I have been working on a tool on and off called Mod Library. I never had the time to bring it much beyond alpha stage, but I occasionally add new features. As it can already find files that are 100% identical, and as it already keeps track of all pattern contents, I can probably update it to also find modules with identical patterns, which I have found to be a very effective method of finding duplicate songs. I'll try to do that one of these days.
» No support, bug reports, feature requests via private messages - they will not be answered. Use the forums and the issue tracker so that everyone can benefit from your post.

spacedrone808

Ohaaa, very cool project. But no binaries though?

Saga Musix

I'll upload some binaries later today. As said, it's in alpha stage right now, and at this point I have no intent to keep backwards compatibility with previous database versions (I just recreate my own library whenever there's a breaking change) so I normally don't upload binaries for it, unless someone asks for them.
» No support, bug reports, feature requests via private messages - they will not be answered. Use the forums and the issue tracker so that everyone can benefit from your post.

spacedrone808

I see.. if i'm not mistaken there was similar software at maz-sound site.
But i can't remember it's name...

Saga Musix

Here's a current test build of Mod Library. After adding some files or folders to the database, you can hit the button for finding duplicates. Note that at the moment it will only show one file per duplicate, but for finding the actual duplicates it's at least a start. Hopefully later it would show all versions of a duplicate file.

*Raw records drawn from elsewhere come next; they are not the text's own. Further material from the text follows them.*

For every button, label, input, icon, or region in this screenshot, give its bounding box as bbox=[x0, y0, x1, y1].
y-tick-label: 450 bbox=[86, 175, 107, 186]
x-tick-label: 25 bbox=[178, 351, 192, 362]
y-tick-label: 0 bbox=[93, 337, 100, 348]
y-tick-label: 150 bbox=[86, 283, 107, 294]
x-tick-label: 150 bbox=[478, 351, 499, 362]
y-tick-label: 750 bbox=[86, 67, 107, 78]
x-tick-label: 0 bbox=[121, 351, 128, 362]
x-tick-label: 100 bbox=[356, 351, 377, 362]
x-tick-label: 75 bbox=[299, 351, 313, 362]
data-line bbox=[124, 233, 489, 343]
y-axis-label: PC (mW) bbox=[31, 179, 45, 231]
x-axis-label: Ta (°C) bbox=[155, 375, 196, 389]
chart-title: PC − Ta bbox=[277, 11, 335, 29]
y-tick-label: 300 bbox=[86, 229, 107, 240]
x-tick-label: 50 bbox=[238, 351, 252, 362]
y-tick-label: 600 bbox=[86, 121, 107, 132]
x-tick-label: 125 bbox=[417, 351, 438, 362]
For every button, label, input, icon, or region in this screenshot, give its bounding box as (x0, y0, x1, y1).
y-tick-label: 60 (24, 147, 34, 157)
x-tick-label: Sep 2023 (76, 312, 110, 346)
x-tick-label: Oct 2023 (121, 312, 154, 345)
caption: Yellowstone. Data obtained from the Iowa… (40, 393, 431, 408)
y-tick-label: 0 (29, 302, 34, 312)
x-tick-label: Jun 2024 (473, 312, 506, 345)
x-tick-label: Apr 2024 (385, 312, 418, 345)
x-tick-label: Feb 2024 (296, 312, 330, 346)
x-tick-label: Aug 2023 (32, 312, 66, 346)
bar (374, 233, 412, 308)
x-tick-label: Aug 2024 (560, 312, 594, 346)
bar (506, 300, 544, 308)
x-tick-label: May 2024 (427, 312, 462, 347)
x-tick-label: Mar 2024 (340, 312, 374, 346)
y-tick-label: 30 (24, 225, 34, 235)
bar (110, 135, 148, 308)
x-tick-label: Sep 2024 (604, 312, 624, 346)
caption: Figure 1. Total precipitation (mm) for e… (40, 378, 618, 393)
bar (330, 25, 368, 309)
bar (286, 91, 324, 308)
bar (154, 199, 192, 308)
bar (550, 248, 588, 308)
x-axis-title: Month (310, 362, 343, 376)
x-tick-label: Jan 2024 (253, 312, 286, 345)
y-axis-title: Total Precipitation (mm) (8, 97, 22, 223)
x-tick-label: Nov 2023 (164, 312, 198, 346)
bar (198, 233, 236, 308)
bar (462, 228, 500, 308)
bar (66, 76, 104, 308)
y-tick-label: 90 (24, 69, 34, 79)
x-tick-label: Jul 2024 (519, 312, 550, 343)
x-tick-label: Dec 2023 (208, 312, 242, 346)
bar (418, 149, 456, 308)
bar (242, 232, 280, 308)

Note that adding files to the database is relatively slow at the moment - adding 10,000 files can take about an hour or so - because it's single-threaded and an audio fingerprint is generated of every file. This allows to enter an AcoustID in the search and find songs that sound simliar to that AcoustID. However, the search results for that feature aren't that good yet, they find a lot of stuff that really is a completely different song IIRC.
» No support, bug reports, feature requests via private messages - they will not be answered. Use the forums and the issue tracker so that everyone can benefit from your post.

spacedrone808

Thank you for posting, will check it out in action

Tigoro

I use mo3enc for xm\mod\it\s3m\mtm modules.
1) mo3enc -m4 -rmiso for files (no compression, remove any text in modules)
Wait time...
2) find duplicates in *.mo3
Wait time...
3) remove clone modules in original collection
I found a lot duplicates in modland in some formats (example, stm2mod or mod2stm or other 4-16k modules formats) and find many tracks in Keygen collection (who make music, authors).

Saga Musix

Note that you can report duplicates on ModLand to the contacts mentioned in readme_welcome.txt at the root of the server. MO3 can remove a lot of "unnecessary" metadata but it doesn't guarantee to find every duplicate that went through the format conversions you mentioned, because MO3 stores data differently depending on what the original source format was (so e.g. a MOD converted to MO3 and then the same song converted from S3M to MO3 will not result in the same MO3 file).
» No support, bug reports, feature requests via private messages - they will not be answered. Use the forums and the issue tracker so that everyone can benefit from your post.

Tigoro

Quote from: Saga Musix on June 25, 2021, 08:44:52
Note that you can report duplicates on ModLand to the contacts mentioned in readme_welcome.txt at the root of the server. MO3 can remove a lot of "unnecessary" metadata but it doesn't guarantee to find every duplicate that went through the format conversions you mentioned, because MO3 stores data differently depending on what the original source format was (so e.g. a MOD converted to MO3 and then the same song converted from S3M to MO3 will not result in the same MO3 file).
To be honest, I'm afraid to flood the project with information. Coma had been sorting through my software collection of trackers for many years :-) I have a fresh slice of ftp.modland.com, I'll try it. Yes, not every duplicate, but many - unknow -

Saga Musix

Coma handed over administration of the archive to Menace, and he's eager to clean things up. :) Don't hesitate to report duplicates, they are frequently removed.
» No support, bug reports, feature requests via private messages - they will not be answered. Use the forums and the issue tracker so that everyone can benefit from your post.